[ ./recipes/mains/yellow-perch-fish-and-chips.md ]
★ BRITISH · MAINS
Yellow Perch Fish & Chips (British-Style
Batter).
SERVES
2
TOTAL
35m
ACTIVE
25m
LVL
MEDIUM
// SUMMARY
Pub-level fish and chips batter for yellow perch—thick, craggy, audibly crunchy, pale-golden. This is not tempura; it is structural engineering. Cornflour and baking powder give lift and bite; ice-cold beer adds CO₂ and malt flavor. The batter is built to survive malt vinegar and crack when bitten. Sweet fish, brutal crunch, zero grease.
// INGREDIENTS
| 120 | g | plain flour (AP / Type 405) |
| 20 | g | cornflour (cornstarch) |
| 1 | tsp | fine salt |
| 0.5 | tsp | baking powder |
| — 180–200 ml ice-cold lager or ale (low bitterness) | ||
| — 2–3 yellow perch fillets, skin off | ||
| — Salt | ||
| — Extra plain flour for dusting | ||
| — Beef dripping (traditional) or sunflower / rapeseed oil | ||
| — Fry at 185 °C | ||
// METHOD
- 01
Season the fillets lightly with salt 10 minutes ahead. Pat bone-dry before frying.
- 02
Dust the fish generously in plain flour. Shake off excess. This gives grip and blistering.
- 03
Mix the dry ingredients in a bowl. Pour in the cold beer gradually, whisking loosely. Stop early—lumps are correct.
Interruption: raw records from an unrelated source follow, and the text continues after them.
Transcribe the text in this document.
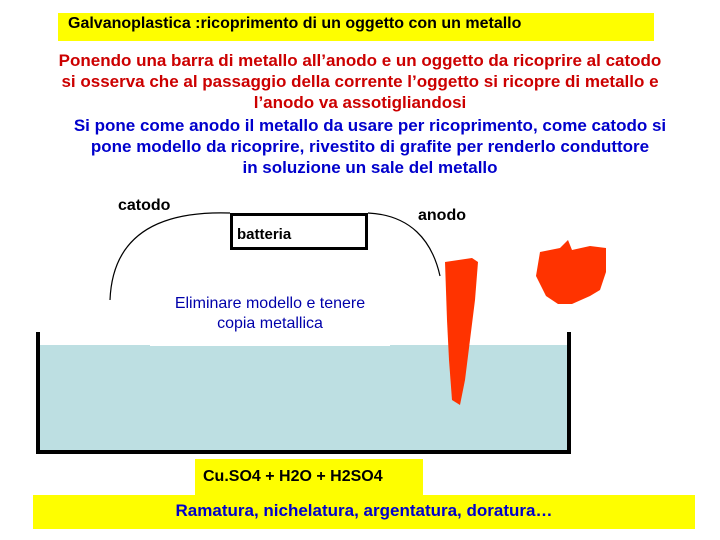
Galvanoplastica :ricoprimento di un oggetto con un metallo
Ponendo una barra di metallo all’anodo e un oggetto da ricoprire al catodo
si osserva che al passaggio della corrente l’oggetto si ricopre di metallo e
l’anodo va assotigliandosi
Si pone come anodo il metallo da usare per ricoprimento, come catodo si
pone modello da ricoprire, rivestito di grafite per renderlo conduttore
in soluzione un sale del metallo
catodo
anodo
batteria
Eliminare modello e tenere
copia metallica
Cu.SO4 + H2O + H2SO4
Ramatura, nichelatura, argentatura, doratura…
The batter should be thick pancake consistency: it should coat your finger and not run off immediately.
- 04
Heat the oil to 185 °C. Dip each fillet fully in the batter, lift, let drip for 1 second only, then lower into the oil away from you.
- 05
Fry for 4–5 minutes, turning once, until deep golden and rigid. Lift onto a rack and salt immediately.
// NOTES
- — Batter texture: Thick pancake batter. Too thin → tempura. Too thick → bread armor.
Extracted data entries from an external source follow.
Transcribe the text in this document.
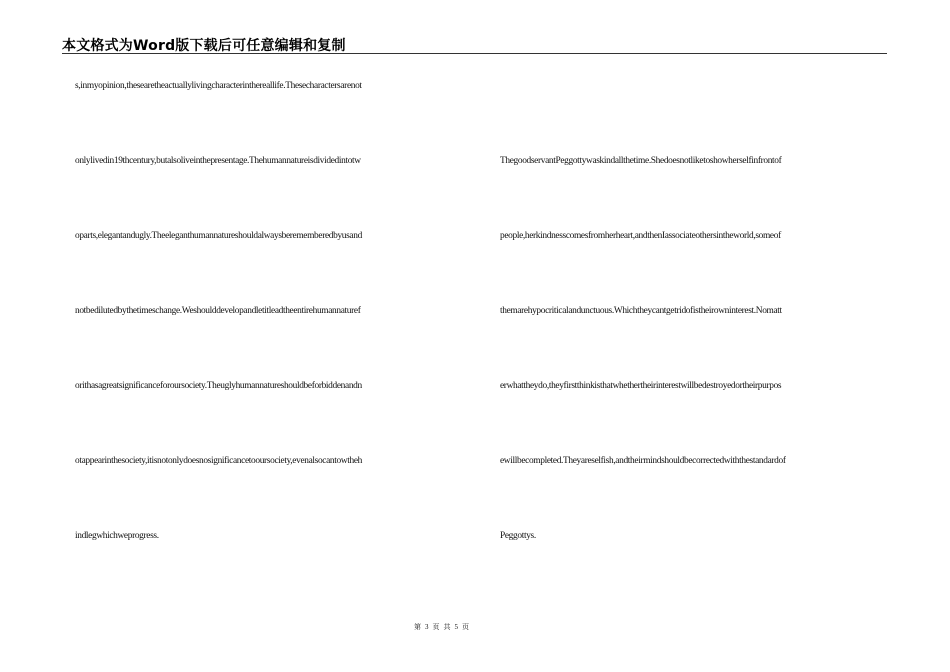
本文格式为Word版下载后可任意编辑和复制
s,inmyopinion,thesearetheactuallylivingcharacterinthereallife.Thesecharactersarenot
onlylivedin19thcentury,butalsoliveinthepresentage.Thehumannatureisdividedintotw
oparts,elegantandugly.Theeleganthumannatureshouldalwaysberememberedbyusand
notbedilutedbythetimeschange.Weshoulddevelopandletitleadtheentirehumannaturef
orithasagreatsignificanceforoursociety.Theuglyhumannatureshouldbeforbiddenandn
otappearinthesociety,itisnotonlydoesnosignificancetooursociety,evenalsocantowtheh
indlegwhichweprogress.
ThegoodservantPeggottywaskindallthetime.Shedoesnotliketoshowherselfinfrontof
people,herkindnesscomesfromherheart,andthenIassociateothersintheworld,someof
themarehypocriticalandunctuous.Whichtheycantgetridofistheirowninterest.Nomatt
erwhattheydo,theyfirstthinkisthatwhethertheirinterestwillbedestroyedortheirpurpos
ewillbecompleted.Theyareselfish,andtheirmindshouldbecorrectedwiththestandardof
Peggottys.
第 3 页 共 5 页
- — Why it works: Cornflour = crunch + lighter bite. Baking powder = lift and bubbles. Beer = CO₂ + malt flavor + color. High temp = craggy, dry shell.
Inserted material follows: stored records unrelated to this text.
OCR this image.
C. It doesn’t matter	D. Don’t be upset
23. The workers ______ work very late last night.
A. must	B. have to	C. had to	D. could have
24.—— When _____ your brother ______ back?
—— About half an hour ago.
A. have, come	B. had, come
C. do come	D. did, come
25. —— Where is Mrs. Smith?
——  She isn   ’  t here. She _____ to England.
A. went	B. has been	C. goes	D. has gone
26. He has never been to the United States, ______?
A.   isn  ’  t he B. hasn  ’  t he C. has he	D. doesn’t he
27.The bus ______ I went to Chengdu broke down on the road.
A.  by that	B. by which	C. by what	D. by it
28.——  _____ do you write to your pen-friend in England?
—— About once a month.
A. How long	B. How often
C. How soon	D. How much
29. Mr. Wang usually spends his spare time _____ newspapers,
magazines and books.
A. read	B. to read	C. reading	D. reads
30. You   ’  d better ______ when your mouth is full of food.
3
- — Serving: Malt vinegar, thick-cut chips (double fried if serious), optional mushy peas. No lemon—that is continental heresy here.
- — This batter should sound like gravel under boots when bitten.
// VARIATIONS
- → Whole fillets: Use full fillets for a classic presentation, or cut into smaller pieces for easier frying.
- → Chips: Serve with proper thick-cut, double-fried chips for the full chippy experience.